В развитом рыночном хозяйстве Голландии разделение труда существовало — то есть стремительно, как все, возникло! — и на рынке изобразительного искусства. Специализация по жанрам: пейзажи, ведуты, портреты, анималистские изображения, натюрморты, сцены повседневной жизни. Именно самая многочисленная последняя категория неверно, но уже неисправимо получила наименование «жанровой живописи». Такого «жанрового» жанра было столько, что и в нем выработались специалисты — по «веселой компании», «крестьянскому празднику», «карнавалу», «курильщикам» и т.д. Изощрялись в названиях, чтоб был ясен поучительный смысл: «Вслед за песней стариков молодежь щебечет» — такая есть картина у Яна Стена. Хоть публикуй отдельно.

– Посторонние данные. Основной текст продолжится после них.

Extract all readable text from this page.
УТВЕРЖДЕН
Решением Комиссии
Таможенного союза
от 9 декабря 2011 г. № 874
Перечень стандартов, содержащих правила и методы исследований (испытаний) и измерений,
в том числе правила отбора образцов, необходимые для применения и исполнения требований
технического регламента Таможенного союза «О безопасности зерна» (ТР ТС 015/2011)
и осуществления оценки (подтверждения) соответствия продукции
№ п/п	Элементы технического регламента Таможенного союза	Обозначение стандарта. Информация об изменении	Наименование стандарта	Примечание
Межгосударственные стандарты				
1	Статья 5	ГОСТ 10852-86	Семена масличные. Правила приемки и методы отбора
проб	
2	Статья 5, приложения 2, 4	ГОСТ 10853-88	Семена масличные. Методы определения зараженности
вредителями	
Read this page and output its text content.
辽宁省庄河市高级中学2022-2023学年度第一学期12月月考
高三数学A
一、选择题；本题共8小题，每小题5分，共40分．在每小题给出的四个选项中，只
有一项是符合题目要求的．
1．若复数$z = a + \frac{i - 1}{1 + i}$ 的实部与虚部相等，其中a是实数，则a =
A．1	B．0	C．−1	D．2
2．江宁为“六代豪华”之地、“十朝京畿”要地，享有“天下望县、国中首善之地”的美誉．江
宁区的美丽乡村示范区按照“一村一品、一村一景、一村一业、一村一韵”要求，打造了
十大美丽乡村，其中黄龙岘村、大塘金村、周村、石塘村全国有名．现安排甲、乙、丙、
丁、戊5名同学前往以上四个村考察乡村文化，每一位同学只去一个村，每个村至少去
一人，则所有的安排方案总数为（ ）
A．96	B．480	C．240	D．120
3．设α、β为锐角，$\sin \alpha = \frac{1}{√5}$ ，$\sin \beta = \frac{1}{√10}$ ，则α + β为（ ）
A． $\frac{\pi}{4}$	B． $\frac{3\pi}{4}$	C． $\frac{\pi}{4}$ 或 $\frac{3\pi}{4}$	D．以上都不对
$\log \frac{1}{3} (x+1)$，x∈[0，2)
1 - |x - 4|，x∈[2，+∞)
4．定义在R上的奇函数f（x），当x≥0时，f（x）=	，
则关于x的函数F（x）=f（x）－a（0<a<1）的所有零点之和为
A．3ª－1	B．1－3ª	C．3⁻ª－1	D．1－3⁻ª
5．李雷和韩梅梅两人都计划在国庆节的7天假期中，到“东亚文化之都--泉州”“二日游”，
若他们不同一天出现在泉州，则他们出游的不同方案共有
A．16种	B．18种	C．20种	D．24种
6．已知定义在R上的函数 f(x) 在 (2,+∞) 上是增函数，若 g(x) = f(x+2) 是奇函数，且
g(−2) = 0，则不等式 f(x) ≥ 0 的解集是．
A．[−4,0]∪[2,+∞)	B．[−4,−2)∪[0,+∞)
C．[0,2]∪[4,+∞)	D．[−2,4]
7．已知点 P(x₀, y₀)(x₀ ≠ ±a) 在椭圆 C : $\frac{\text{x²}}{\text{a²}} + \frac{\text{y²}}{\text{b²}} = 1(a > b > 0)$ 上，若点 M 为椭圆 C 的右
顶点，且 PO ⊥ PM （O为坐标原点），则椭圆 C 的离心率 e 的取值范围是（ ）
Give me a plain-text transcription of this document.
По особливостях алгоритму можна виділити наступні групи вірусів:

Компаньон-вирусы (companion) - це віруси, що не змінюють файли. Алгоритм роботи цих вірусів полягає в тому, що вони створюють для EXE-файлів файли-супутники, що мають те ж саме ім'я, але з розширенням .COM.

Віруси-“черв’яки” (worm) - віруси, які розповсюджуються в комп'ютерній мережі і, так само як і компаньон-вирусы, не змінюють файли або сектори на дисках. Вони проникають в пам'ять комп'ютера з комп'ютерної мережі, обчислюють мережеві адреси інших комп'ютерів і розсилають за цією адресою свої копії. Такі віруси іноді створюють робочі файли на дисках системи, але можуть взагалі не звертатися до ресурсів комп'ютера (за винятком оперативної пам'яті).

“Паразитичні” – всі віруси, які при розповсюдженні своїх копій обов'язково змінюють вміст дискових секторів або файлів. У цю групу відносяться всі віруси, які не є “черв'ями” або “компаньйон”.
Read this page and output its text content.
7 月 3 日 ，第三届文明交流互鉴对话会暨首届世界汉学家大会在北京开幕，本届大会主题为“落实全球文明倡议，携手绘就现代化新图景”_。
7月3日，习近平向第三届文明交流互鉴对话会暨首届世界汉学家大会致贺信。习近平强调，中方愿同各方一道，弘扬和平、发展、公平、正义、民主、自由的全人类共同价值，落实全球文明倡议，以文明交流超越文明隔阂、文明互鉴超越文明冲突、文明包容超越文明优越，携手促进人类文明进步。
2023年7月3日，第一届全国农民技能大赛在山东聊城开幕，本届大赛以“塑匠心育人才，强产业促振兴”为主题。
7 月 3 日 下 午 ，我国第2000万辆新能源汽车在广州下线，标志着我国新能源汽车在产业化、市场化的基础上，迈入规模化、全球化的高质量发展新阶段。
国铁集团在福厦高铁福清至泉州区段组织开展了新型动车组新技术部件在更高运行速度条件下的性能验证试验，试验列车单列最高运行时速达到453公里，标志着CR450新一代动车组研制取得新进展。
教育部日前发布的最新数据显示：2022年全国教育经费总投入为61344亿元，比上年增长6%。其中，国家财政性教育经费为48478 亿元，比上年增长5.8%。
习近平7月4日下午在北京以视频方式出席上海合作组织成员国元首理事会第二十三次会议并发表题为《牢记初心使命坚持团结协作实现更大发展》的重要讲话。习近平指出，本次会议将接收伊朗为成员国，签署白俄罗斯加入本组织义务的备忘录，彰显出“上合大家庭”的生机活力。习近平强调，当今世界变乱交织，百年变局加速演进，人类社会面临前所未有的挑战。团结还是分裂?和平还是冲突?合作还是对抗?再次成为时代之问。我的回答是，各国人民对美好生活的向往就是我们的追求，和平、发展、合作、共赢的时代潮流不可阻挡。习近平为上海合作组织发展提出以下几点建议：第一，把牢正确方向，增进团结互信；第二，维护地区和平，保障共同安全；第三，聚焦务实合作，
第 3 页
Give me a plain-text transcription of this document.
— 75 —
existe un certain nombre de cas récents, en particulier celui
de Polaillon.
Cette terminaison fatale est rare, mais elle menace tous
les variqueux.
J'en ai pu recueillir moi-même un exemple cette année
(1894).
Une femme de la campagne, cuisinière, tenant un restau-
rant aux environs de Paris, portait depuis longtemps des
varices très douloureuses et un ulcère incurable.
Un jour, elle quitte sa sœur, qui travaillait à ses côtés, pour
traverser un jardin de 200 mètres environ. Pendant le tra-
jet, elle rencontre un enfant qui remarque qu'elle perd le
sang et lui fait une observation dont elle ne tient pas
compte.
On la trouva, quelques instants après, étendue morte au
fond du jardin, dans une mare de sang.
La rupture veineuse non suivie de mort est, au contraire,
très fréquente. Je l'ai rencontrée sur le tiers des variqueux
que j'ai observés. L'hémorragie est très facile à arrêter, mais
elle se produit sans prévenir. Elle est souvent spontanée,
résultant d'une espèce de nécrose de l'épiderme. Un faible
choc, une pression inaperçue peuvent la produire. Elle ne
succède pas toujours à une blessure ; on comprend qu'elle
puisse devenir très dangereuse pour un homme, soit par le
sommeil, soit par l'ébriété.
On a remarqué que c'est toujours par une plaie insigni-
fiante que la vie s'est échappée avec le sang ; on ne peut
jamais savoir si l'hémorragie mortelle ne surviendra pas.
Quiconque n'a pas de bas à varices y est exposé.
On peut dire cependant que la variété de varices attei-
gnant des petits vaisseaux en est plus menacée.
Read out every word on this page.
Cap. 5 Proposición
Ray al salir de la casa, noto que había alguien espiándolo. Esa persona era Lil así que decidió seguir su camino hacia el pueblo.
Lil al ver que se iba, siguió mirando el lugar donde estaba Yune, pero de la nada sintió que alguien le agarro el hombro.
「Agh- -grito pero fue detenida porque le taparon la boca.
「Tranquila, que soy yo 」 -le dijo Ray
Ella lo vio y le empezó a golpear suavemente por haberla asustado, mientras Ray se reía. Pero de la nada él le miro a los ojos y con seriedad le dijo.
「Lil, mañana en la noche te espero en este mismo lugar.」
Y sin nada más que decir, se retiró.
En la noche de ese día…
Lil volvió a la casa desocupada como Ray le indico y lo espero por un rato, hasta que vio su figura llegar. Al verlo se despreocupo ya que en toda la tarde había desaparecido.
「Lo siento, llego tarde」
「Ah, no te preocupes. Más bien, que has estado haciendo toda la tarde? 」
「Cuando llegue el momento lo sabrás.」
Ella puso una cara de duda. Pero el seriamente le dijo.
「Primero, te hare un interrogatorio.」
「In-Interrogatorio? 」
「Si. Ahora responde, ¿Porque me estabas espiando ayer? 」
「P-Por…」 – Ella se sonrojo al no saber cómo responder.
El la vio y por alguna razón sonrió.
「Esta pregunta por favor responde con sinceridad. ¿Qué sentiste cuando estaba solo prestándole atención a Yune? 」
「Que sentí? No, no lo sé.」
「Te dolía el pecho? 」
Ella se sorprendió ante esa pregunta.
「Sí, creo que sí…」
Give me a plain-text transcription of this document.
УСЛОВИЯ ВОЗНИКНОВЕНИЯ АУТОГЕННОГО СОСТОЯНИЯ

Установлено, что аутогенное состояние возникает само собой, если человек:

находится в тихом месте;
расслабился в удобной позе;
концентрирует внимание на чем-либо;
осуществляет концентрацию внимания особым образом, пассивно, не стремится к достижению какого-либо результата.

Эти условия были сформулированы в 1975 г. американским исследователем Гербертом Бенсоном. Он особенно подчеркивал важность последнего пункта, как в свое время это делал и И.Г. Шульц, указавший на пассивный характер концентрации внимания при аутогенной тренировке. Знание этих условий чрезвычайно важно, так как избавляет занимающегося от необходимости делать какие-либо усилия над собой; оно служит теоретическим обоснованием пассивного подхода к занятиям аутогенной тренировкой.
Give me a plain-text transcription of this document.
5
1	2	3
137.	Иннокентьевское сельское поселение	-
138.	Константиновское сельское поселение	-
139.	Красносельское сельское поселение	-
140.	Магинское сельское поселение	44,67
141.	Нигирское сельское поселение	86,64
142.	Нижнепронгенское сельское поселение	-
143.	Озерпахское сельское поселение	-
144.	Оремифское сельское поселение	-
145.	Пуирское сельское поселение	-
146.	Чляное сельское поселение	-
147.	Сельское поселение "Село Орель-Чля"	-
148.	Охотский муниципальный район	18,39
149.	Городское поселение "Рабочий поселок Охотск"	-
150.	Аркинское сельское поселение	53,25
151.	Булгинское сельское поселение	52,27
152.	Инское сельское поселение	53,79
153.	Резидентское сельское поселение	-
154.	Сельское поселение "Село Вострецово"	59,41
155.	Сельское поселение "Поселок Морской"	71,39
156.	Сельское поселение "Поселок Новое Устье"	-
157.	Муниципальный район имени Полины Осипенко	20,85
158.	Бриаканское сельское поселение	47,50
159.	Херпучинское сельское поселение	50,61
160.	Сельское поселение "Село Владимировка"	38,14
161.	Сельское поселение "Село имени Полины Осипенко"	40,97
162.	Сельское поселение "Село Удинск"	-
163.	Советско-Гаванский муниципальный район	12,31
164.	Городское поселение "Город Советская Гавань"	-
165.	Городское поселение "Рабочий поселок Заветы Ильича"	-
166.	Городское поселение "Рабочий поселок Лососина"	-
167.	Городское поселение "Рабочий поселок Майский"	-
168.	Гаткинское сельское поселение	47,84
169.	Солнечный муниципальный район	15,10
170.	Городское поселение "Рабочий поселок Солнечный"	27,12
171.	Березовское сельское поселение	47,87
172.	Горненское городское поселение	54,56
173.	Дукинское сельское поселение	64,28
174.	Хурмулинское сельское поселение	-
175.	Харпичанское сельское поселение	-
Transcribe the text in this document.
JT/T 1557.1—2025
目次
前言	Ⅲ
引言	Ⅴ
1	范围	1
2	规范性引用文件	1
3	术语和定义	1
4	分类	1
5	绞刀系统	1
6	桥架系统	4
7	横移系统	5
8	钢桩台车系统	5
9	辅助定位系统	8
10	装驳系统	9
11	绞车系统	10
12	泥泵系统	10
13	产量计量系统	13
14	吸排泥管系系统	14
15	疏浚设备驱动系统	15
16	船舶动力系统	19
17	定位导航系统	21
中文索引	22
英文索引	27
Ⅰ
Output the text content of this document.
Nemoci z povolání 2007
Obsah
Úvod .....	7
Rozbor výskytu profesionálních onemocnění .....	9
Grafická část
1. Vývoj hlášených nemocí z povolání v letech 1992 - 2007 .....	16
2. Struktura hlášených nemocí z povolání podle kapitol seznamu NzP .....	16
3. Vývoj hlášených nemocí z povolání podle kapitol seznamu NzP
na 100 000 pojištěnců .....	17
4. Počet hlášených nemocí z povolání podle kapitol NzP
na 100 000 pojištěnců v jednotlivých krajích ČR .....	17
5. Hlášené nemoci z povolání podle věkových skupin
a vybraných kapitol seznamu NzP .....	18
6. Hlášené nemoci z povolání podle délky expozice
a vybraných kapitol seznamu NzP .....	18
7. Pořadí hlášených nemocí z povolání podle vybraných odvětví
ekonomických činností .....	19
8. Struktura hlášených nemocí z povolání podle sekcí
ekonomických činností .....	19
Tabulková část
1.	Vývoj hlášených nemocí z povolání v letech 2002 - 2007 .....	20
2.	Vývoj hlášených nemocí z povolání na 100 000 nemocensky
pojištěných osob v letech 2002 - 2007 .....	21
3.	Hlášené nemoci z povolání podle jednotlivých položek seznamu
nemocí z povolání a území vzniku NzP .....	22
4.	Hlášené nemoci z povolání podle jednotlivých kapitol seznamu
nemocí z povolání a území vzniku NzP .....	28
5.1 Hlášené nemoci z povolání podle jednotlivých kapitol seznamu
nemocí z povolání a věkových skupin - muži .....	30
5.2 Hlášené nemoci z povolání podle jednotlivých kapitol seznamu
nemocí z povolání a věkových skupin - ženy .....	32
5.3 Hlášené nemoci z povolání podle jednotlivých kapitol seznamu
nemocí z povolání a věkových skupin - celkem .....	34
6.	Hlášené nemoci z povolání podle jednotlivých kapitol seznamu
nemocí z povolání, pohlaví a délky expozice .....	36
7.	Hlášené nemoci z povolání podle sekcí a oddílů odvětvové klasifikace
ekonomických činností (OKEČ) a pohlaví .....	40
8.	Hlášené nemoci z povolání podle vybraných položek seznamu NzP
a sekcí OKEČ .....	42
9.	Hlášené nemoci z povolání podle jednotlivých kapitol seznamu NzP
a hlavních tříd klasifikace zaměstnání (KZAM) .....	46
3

Один из переоткрывателей и пропагандистов этого искусства француз Фромантен все же изумляется незначительности сюжетов — «пестрому сору», по слову Пушкина. И вправду, поразительно, как сумел целый народ создать массовый бытовой автопортрет, самовыразиться не через отождествление со славными событиями, а через свой и только конкретно свой — без отсылок к мифическим архетипам и историческим образцам — образ и обиход. Такой демократизм есть результат глубокого самоуважения, величайшей гордыни.
Для золотого века голландской живописи история словно прошла мимо — ни войны, ни страдания. «Больной ребенок» Габриэля Метсю вошел во все хрестоматии не потому, что так хорош, а потому что — единственный. Кажется, что определение «золотой век» придумали они сами, современники, хотя так не бывает. Голландские жанристы рисуют безмятежную жизнь, а ведь страна только выкарабкивалась из-под испанского господства, воевала с Англией, была подвержена, как и все в те времена, чуме и прочим эпидемиям. У них же максимальная неприятность — трактирная драка. Да и «Больной ребенок» — в ярких тонах: синий, алый, охристый. Заказчик не хотел чернухи. Лакировка? Или мудрость самого разумного из европейских народов, понимавшего (даже неартикулированно) ценность и драматизм экзистенциального самостояния: человек — и его жизнь.
«Голландцы были люди женатые, делающие детей, — прекрасное, отличное ремесло, соответствующее природе… Их произведения — такие мужественные, сильные и здоровые». Это пишет Ван Гог — голландец совсем другой эпохи и закваски — через двести с лишним лет, на юге Франции, на грани безумия и самоубийства.